MUJERES
CREYENTES
José Antonio Pagola
Después de recibir
la llamada de Dios, anunciándole que será madre del Mesías, María se pone en
camino sola. Empieza para ella una vida nueva, al servicio de su Hijo Jesús.
Marcha "aprisa", con decisión. Siente necesidad de compartir
su alegría con su prima Isabel y de ponerse cuanto antes a su servicio en los
últimos meses de embarazo.
El encuentro de
las dos madres es una escena insólita. No están presentes los varones. Solo dos
mujeres sencillas, sin ningún título ni relevancia en la religión judía. María,
que lleva consigo a todas partes a Jesús, e Isabel que, llena del espíritu
profético, se atreve a bendecir a su prima sin ser sacerdote.
María entra en
casa de Zacarías, pero no se dirige a él. Va directamente a saludar a Isabel.
Nada sabemos del contenido de su saludo. Solo que aquel saludo llena la casa de
una alegría desbordante. Es la alegría que vive María desde que escuchó el
saludo del Ángel: "Alégrate,
llena de gracia".
Isabel no puede
contener su sorpresa y su alegría. En cuanto oye el saludo de María, siente los
movimientos de la criatura que lleva en su seno y los interpreta
maternalmente como "saltos de alegría". Enseguida, bendice a María "a voz en
grito" diciendo: "Bendita
tú entre las mujeres y bendito el fruto de tu vientre".
En ningún momento
llama a María por su nombre. La contempla totalmente identificada con su
misión: es la madre de su Señor. La ve como una mujer creyente en la que se
irán cumpliendo los designios de Dios: "Dichosa
porque has creído".
Lo que más le
sorprende es la actuación de María. No ha venido a mostrar su dignidad de madre
del Mesías. No está allí para ser servida sino para servir. Isabel no sale de
su asombro. "¿Quién soy yo para
que me visite la madre de mi Señor?".
Son bastantes las
mujeres que no viven con paz en el interior de la Iglesia. En algunas crece el
desafecto y el malestar. Sufren al ver que, a pesar de ser las primeras
colaboradoras en muchos campos, apenas se cuenta con ellas para pensar, decidir
e impulsar la marcha de la Iglesia.
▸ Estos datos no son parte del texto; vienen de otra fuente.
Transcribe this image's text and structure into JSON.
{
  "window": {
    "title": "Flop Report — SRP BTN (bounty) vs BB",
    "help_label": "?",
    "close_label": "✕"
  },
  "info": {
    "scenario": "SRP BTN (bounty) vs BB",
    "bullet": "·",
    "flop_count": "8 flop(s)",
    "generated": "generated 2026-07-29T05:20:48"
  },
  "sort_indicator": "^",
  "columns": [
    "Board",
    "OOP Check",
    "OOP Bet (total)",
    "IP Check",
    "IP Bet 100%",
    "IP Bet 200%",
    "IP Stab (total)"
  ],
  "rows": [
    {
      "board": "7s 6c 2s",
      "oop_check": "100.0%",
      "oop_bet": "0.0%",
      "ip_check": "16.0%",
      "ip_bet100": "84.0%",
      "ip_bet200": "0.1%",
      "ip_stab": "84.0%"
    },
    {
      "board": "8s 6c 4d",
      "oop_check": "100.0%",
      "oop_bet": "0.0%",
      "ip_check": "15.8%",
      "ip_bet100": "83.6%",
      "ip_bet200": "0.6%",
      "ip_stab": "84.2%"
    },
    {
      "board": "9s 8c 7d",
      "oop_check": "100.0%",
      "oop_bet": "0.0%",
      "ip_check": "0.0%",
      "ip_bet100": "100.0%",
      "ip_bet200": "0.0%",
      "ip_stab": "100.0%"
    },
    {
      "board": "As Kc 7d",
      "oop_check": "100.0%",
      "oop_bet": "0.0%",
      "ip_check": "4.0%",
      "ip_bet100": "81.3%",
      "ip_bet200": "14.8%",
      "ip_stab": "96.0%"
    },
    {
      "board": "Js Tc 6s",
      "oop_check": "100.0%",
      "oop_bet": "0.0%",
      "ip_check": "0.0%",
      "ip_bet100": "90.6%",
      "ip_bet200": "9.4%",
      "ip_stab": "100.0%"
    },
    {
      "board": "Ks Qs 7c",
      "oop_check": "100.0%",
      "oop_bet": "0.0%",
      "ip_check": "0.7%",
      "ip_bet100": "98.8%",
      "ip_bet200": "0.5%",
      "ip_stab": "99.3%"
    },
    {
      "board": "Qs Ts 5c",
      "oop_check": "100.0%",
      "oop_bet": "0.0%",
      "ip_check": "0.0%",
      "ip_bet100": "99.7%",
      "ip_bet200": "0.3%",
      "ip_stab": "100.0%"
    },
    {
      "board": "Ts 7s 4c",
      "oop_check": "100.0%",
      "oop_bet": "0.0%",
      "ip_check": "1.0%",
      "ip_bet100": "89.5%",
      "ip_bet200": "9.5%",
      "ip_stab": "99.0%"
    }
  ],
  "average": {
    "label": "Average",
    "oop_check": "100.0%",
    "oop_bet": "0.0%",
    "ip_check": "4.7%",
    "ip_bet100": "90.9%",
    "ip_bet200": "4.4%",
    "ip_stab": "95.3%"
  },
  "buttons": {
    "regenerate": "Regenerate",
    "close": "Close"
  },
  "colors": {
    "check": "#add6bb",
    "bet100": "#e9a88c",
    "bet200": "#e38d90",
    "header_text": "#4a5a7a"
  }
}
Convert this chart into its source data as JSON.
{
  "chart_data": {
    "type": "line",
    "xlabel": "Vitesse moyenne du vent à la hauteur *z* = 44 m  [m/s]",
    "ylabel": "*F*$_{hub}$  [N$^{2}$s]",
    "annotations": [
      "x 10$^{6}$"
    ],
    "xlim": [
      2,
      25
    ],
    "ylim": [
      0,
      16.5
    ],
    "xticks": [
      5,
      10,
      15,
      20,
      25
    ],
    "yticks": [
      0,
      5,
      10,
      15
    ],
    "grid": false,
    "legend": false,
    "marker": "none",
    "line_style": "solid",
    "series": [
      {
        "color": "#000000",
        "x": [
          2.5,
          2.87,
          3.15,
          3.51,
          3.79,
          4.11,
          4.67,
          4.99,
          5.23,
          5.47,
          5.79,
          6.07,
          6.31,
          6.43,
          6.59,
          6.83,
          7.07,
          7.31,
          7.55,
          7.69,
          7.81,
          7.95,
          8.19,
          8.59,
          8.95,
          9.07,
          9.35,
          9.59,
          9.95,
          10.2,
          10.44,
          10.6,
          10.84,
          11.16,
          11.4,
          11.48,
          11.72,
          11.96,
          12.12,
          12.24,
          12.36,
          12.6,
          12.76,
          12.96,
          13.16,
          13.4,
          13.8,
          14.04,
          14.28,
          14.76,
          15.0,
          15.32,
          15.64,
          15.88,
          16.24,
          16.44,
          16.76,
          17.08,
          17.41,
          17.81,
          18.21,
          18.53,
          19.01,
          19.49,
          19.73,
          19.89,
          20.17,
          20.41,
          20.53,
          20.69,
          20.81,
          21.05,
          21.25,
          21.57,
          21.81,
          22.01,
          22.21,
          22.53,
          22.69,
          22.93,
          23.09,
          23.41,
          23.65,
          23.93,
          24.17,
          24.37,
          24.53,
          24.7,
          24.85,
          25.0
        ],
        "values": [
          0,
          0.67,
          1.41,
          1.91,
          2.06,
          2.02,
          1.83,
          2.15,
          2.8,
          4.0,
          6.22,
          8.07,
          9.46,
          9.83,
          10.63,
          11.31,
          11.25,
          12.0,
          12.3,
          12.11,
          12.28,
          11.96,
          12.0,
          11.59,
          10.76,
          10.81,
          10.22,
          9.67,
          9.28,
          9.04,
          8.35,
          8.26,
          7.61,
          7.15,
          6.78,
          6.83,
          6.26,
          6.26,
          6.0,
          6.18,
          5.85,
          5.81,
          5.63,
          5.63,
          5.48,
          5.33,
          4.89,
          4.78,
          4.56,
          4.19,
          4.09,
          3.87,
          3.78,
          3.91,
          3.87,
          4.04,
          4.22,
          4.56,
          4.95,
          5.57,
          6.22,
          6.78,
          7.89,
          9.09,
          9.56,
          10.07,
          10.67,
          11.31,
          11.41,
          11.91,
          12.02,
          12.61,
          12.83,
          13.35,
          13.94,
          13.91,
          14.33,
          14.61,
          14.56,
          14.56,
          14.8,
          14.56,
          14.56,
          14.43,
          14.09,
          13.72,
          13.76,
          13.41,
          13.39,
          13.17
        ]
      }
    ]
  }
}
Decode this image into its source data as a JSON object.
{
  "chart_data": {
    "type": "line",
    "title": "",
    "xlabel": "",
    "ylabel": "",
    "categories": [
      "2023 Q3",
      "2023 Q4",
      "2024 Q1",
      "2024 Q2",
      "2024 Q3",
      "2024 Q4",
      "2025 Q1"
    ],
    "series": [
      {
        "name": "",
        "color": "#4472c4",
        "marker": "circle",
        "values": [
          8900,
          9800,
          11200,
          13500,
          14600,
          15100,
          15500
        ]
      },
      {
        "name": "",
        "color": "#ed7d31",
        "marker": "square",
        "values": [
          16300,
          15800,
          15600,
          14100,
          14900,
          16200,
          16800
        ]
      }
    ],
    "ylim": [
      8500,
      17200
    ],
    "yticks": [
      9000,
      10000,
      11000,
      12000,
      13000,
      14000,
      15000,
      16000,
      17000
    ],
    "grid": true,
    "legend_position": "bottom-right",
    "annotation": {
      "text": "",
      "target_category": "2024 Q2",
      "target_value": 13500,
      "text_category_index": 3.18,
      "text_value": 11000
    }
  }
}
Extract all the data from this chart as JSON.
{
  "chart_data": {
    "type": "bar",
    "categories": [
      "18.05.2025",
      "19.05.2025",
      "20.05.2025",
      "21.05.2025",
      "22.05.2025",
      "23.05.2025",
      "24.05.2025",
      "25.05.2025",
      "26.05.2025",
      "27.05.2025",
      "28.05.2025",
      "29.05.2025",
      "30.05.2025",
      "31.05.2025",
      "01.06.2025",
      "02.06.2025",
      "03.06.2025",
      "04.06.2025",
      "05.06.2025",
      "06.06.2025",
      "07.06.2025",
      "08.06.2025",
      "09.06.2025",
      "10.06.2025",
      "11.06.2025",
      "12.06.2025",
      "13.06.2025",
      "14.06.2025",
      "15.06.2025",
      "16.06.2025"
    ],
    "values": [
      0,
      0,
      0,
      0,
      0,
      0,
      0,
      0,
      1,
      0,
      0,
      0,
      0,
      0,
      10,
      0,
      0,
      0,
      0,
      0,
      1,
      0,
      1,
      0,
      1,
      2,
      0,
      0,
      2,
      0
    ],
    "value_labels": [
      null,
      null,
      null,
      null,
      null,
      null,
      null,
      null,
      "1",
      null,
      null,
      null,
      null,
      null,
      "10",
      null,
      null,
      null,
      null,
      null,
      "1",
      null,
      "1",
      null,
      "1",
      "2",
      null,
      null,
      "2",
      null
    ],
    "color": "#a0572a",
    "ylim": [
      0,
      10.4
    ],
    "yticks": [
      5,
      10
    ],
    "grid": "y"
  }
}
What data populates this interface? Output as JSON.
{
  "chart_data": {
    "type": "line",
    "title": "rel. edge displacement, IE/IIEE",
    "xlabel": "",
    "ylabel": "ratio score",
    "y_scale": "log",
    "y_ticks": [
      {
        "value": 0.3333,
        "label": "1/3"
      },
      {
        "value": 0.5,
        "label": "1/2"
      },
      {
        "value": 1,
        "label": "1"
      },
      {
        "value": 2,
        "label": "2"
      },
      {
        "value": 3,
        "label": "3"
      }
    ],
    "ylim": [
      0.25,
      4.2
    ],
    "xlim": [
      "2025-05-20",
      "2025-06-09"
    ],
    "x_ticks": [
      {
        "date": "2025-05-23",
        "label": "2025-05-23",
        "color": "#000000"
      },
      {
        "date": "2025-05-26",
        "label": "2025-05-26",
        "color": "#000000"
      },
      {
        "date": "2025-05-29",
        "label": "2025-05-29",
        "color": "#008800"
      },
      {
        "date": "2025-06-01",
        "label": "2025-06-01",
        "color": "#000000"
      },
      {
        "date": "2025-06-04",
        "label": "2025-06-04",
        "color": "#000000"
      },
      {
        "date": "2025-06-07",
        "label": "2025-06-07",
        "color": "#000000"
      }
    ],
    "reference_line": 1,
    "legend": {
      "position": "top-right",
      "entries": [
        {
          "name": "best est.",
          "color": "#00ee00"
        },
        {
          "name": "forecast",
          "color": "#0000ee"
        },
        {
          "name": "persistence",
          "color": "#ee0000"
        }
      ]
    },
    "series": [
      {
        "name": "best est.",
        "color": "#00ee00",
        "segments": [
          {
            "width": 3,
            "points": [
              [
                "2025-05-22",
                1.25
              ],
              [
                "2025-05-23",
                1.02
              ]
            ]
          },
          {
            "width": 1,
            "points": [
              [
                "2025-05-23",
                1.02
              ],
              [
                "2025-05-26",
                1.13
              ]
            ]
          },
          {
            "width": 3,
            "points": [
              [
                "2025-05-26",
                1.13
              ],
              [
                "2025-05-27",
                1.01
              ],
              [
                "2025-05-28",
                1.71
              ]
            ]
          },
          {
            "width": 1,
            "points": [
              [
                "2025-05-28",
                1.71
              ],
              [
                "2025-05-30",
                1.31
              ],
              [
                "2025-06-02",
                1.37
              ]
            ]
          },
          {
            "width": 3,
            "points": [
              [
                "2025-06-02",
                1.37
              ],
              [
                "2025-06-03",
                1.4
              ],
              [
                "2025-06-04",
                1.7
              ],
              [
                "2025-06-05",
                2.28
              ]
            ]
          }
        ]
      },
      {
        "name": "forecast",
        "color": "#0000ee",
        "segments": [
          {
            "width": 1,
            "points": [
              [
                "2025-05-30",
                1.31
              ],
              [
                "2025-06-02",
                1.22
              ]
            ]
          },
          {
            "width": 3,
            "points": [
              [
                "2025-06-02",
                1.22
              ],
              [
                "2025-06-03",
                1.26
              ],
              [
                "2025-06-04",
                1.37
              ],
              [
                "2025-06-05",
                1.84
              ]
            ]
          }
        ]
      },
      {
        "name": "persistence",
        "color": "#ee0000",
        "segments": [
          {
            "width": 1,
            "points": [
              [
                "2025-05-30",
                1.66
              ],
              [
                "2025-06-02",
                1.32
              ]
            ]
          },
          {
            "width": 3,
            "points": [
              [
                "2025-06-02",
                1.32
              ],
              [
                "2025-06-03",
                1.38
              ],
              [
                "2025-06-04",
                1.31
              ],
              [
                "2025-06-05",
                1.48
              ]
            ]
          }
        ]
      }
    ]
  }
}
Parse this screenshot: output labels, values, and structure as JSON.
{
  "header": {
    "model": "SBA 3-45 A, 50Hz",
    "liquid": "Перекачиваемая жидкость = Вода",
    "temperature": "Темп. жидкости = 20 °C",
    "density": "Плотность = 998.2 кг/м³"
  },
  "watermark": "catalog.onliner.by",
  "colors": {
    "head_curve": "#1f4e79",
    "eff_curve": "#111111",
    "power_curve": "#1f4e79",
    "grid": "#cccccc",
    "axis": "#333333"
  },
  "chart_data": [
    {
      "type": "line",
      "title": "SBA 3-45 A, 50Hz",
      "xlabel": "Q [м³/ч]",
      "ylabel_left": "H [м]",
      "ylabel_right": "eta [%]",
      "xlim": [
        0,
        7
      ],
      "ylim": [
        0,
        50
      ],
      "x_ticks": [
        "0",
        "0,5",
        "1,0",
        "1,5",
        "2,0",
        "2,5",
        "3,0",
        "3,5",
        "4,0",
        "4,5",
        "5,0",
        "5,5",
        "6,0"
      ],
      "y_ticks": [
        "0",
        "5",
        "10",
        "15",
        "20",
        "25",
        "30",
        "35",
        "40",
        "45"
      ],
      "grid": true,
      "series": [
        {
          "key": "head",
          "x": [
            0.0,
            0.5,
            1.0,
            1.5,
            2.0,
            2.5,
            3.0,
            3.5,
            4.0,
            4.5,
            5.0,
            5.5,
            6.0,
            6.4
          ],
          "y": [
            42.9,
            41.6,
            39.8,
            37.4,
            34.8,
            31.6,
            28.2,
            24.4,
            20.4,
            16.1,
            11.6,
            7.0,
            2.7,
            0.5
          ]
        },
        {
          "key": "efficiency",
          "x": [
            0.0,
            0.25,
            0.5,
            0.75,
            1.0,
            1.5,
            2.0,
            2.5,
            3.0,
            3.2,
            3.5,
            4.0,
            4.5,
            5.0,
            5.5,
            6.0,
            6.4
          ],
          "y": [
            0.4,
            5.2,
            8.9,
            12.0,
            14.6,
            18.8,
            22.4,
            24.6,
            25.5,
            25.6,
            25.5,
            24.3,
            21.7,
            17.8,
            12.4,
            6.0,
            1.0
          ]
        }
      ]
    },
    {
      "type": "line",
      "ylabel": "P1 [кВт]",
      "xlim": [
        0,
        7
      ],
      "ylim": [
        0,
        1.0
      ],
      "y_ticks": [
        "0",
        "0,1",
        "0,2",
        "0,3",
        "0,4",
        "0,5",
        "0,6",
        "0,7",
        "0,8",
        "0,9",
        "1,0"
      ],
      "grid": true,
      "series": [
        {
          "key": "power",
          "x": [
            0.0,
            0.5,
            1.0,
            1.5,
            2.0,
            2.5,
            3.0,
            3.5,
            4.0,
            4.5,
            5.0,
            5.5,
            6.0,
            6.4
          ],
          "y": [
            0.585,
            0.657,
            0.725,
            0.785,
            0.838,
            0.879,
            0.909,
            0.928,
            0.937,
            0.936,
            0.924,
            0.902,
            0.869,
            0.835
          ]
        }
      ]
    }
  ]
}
Esta situación nos está haciendo daño a
todos.
El peso de una
historia multisecular, controlada y dominada por el varón, nos impide tomar
conciencia del empobrecimiento que significa para la Iglesia prescindir de una
presencia más eficaz de la mujer. Nosotros no las escuchamos, pero Dios puede
suscitar mujeres creyentes, llenas de espíritu profético, que nos contagien
alegría y den a la Iglesia un rostro más humano. Serán una bendición. Nos
enseñarán a seguir a Jesús con más pasión y fidelidad.